• CHAPTER TWENTY-SEVEN

SCEPTICISM ABOUT THE VALUE OF POLAR EXPLORATION WAS STILL rampant after our attempt at Mt. McKinley. The one explorer who seemed to be exempt from it was Peary, who had risen to his new rank of commander on the basis of seniority, the openly hostile navy admirals being scornful of the notion that polar exploration could be construed as service to either the navy or the country.

Peary, Dr. Cook learned at a meeting of the Peary Arctic Club, had been voted the backing for yet another ship, and he would try for the North Pole again starting in the summer of 1905. “You’d think,” Dr. Cook said, “that all that had kept him from succeeding the last time was the Windward.” But he appeared to take the news of what seemed to me to be a major setback for him surprisingly well.

“There is a general feeling,” he said, “that it would not be right if his disastrous four-year expedition proved to be his last. He is being allowed one last chance, not to make it to the pole, but to save face, to go out on the proper note. He has fooled the money-men again. And he has named his ship the Roosevelt. The president believes Peary to be as fine an example of American manhood and the ‘hardy virtues’ as can be found—next to himself, of course. While Peary is failing yet again to reach the pole, I will be making my way to the top of Mt. McKinley. And when my success is set beside Peary’s failure, there will be no question as to which of us is America’s foremost explorer.” It sounded hollow, almost desperate.

In the summer of 1905, Peary steamed from Smith Sound to Cape Sheridan in the hopes of making it to the northernmost tip of Grant Land before proceeding from there by sled to the pole. He was soon beyond the range of the farthest-flung telegraph station, so there was no telling how much progress, if any, he was making.

Dr. Cook began making plans for his second try at Mt. McKinley, which was to take place in the summer of 1906, almost exactly a year from the date of Peary’s departure for the pole.

Peary’s exact whereabouts were unknown when Dr. Cook and I set out for Mt. McKinley with an entirely different climbing party than before, including one highly experienced climber named Herschel Parker, a physics professor from Columbia University. This second attempt was again being funded by Mrs. Cook, and by an advance from Harper’s Monthly magazine for the exclusive rights to our story, which Dr. Cook had been asked to write.

We again crossed the American continent northwest by train—again travelled the same Klondike boat route to Tyonek, endured the same hardships, overcame the same obstacles as before, so that I could not help thinking of the backer who was quoted in the papers as having asked what the point was of “giving money to explorers to enable them to re-enact their failures.”

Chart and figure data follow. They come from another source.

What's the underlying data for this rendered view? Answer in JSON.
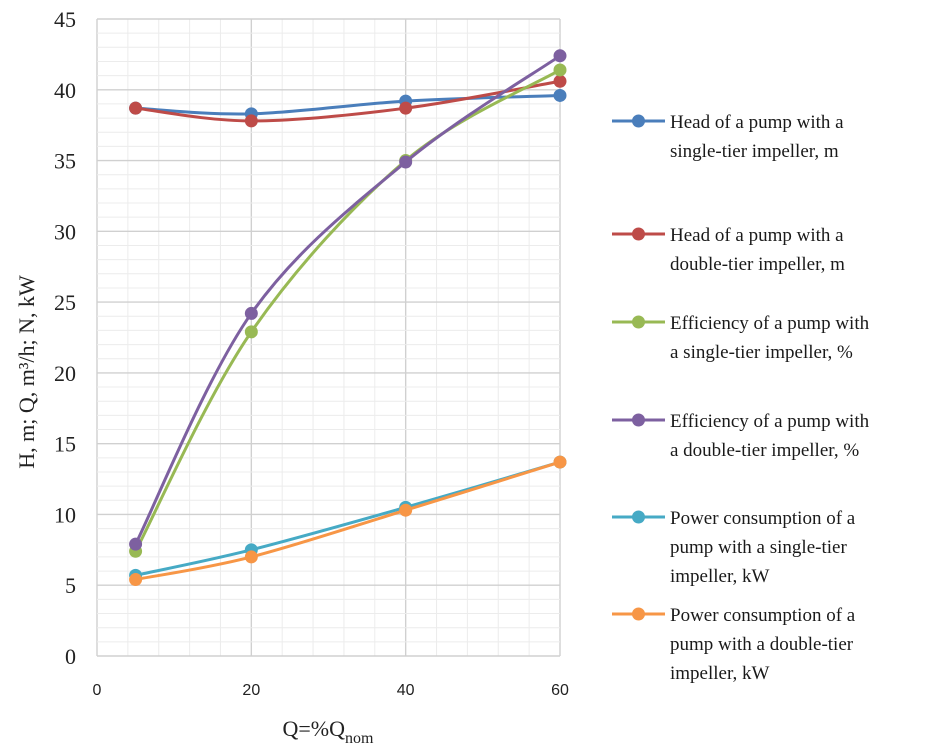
{
  "chart_data": {
    "type": "line",
    "xlabel_main": "Q=%Q",
    "xlabel_sub": "nom",
    "ylabel": "H, m; Q, m³/h; N, kW",
    "xlim": [
      0,
      60
    ],
    "ylim": [
      0,
      45
    ],
    "x_ticks": [
      0,
      20,
      40,
      60
    ],
    "y_ticks": [
      0,
      5,
      10,
      15,
      20,
      25,
      30,
      35,
      40,
      45
    ],
    "grid": "major and minor",
    "smooth": true,
    "legend_position": "right",
    "x": [
      5,
      20,
      40,
      60
    ],
    "series": [
      {
        "name": "Head of a pump with a single-tier impeller, m",
        "legend_lines": [
          "Head of a pump with a",
          "single-tier impeller, m"
        ],
        "color": "#4A7EBB",
        "values": [
          38.7,
          38.3,
          39.2,
          39.6
        ]
      },
      {
        "name": "Head of a pump with a double-tier impeller, m",
        "legend_lines": [
          "Head of a pump with a",
          "double-tier impeller, m"
        ],
        "color": "#BE4B48",
        "values": [
          38.7,
          37.8,
          38.7,
          40.6
        ]
      },
      {
        "name": "Efficiency of a pump with a single-tier impeller, %",
        "legend_lines": [
          "Efficiency of a pump with",
          "a single-tier impeller, %"
        ],
        "color": "#98B954",
        "values": [
          7.4,
          22.9,
          35.0,
          41.4
        ]
      },
      {
        "name": "Efficiency of a pump with a double-tier impeller, %",
        "legend_lines": [
          "Efficiency of a pump with",
          "a double-tier impeller, %"
        ],
        "color": "#7D60A0",
        "values": [
          7.9,
          24.2,
          34.9,
          42.4
        ]
      },
      {
        "name": "Power consumption of a pump with a single-tier impeller, kW",
        "legend_lines": [
          "Power consumption of a",
          "pump with a single-tier",
          "impeller, kW"
        ],
        "color": "#46AAC5",
        "values": [
          5.7,
          7.5,
          10.5,
          13.7
        ]
      },
      {
        "name": "Power consumption of a pump with a double-tier impeller, kW",
        "legend_lines": [
          "Power consumption of a",
          "pump with a double-tier",
          "impeller, kW"
        ],
        "color": "#F79646",
        "values": [
          5.4,
          7.0,
          10.3,
          13.7
        ]
      }
    ]
  }
}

We travelled on slush-thick streams that were fed by melting glaciers. We completed the same steep hike to about seven thousand feet as before, at which point the real mountain climbing began and it became apparent who the real mountain climbers were.

I was not much interested in McKinley, and so was not disappointed when Dr. Cook told me that I would not be among those to attempt the summit.

One of our group, William Armstrong, at the first sight of snow on Mt. McKinley, declared that he would “rather jump from the Brooklyn Bridge than climb McKinley above the snow line.”

Informed by Dr. Cook that the chances of anyone making it even close to the summit were slim, Professor Parker also turned back. The rest of us were still on the mountain when he was halfway to New York on the eastbound continental.

Dr. Cook chose from among the remaining members of the party a man named William Barrill to be his lone companion on the climb from the snowline to the summit. They left base camp on August 27, fully expecting to fail, and returned on September 22 with the news that they had reached the top. A photograph, taken by Dr. Cook, of Barrill standing at the end of an upward-sloping set of footprints in the snow and holding the American flag on the summit of Mt. McKinley was printed in Harper’s shortly after we returned to Brooklyn in the fall. Herschel Parker dismissed Dr. Cook’s accomplishment as “merely a feat of endurance having no scientific value.”

But Dr. Cook was otherwise celebrated as a hero. Peary, his exact whereabouts unknown, was still up north.

Dr. Cook was suddenly in great demand as a lecturer and dinner guest, as was I suddenly in great demand as what the papers called his “precocious sidekick.” Wherever he spoke, wherever we went, he said he could not have reached the summit of McKinley if not for me, the only member of the climbing party, including Barrill, who had never doubted him.

As before, I felt that I had merely taken part in an extended camping trip. But I knew that it would diminish his accomplishment to make light of my own contribution to it, so I accepted his compliments with what was taken to be my “characteristically laconic modesty,” even though I suspected myself capable of getting lost in Central Park, my promised tutelage at the hands of Dr. Cook having not yet begun.

I was eager to begin what I considered to be our real quest, a quest on which, as it would involve no climbing, Dr. Cook would have the time to explain his methods and strategy to me, and I could be of real assistance to him.

Peary returned after yet another failed attempt to reach the pole, the Roosevelt so badly damaged that it had to be moored in Philadelphia for fear it would sink on its way back to its home port of New York.